Susan Harris, creator of The Golden Girls, and writer of the famous abortion episode of Maude, tells EW: “Bea could do anything. Bea was possibly the easiest person to write for. You never had to give Bea any direction. She always came in very well prepared, but she gave you so much more than what you wrote. Just her looks would get laughs. When I wrote the Golden Girls [pilot] script, in describing the character of Dorothy, I said ‘a Bea Arthur type,’ never imagining for a minute that Bea was available or would do it. We were fortunate enough to get her. That voice certainly was a signature. She was a commanding presence. But if she hadn’t had that talent, if she hadn’t had that timing, if she hadn’t had the depth that she had as an actor, her height and her voice would have been meaningless. She was a force. I really can’t imagine anyone taking her place. I don’t intend to write another show, but if I wrote [another] ‘Bea Arthur type,’ I think we’d be very hard pressed to find one.”

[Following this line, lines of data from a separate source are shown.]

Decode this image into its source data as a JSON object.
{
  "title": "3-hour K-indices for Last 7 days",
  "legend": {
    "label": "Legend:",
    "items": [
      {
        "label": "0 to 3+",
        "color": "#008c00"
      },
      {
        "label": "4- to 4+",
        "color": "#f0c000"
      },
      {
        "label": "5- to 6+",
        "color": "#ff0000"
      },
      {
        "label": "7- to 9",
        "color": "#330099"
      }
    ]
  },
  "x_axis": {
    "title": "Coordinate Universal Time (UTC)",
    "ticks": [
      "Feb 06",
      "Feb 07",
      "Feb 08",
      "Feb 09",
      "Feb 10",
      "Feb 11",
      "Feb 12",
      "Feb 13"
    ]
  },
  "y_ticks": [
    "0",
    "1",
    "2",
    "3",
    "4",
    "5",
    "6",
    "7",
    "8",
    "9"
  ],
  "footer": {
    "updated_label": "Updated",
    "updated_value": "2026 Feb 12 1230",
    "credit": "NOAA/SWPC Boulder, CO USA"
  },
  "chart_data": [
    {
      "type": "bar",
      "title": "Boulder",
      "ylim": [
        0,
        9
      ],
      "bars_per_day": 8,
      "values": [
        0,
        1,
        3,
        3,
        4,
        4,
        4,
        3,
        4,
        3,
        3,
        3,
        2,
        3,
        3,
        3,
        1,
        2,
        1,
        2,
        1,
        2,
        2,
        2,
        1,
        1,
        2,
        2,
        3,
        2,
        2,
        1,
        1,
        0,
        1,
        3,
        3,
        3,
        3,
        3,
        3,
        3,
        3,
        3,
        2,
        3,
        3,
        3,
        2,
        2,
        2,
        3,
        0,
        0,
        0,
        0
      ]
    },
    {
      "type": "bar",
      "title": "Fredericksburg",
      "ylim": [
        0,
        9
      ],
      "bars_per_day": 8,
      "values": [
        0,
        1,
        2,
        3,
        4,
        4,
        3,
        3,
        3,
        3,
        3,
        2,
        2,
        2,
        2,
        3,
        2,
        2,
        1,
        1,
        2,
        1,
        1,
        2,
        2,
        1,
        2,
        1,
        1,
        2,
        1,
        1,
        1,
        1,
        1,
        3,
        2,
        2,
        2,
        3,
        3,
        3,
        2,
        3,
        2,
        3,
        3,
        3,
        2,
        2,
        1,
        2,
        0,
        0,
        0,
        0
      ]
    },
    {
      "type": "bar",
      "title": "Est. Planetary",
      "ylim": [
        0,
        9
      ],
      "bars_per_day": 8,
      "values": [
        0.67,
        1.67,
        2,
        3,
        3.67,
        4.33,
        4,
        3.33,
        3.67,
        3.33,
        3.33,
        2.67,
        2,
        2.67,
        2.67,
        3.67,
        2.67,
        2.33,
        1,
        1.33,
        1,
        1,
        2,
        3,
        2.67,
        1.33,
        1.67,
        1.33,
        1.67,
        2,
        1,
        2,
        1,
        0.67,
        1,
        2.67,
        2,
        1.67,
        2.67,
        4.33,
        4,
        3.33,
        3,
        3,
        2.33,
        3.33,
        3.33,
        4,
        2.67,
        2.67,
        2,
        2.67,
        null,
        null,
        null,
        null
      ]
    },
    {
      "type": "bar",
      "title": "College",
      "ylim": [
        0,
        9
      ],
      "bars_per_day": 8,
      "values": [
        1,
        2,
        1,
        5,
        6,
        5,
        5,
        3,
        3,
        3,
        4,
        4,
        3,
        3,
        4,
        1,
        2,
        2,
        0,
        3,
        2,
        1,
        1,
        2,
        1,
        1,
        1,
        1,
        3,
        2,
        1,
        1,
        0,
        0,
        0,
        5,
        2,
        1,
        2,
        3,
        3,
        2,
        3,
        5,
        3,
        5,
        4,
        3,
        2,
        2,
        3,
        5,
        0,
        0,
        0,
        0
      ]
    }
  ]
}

Mitchell Hurwitz, creator of Arrested Development, who worked with Arthur when he was a writer-producer for The Golden Girls, tells EW: “I really loved her — and gained so much from working with her. Shewas deeply supportive of me at the start of my career. Her warmthwasn’t superficial — it was genuine and bespoke true compassion. And it was this same inner sweetness that made her comedy so real andtouching, and made her such an inspiration.”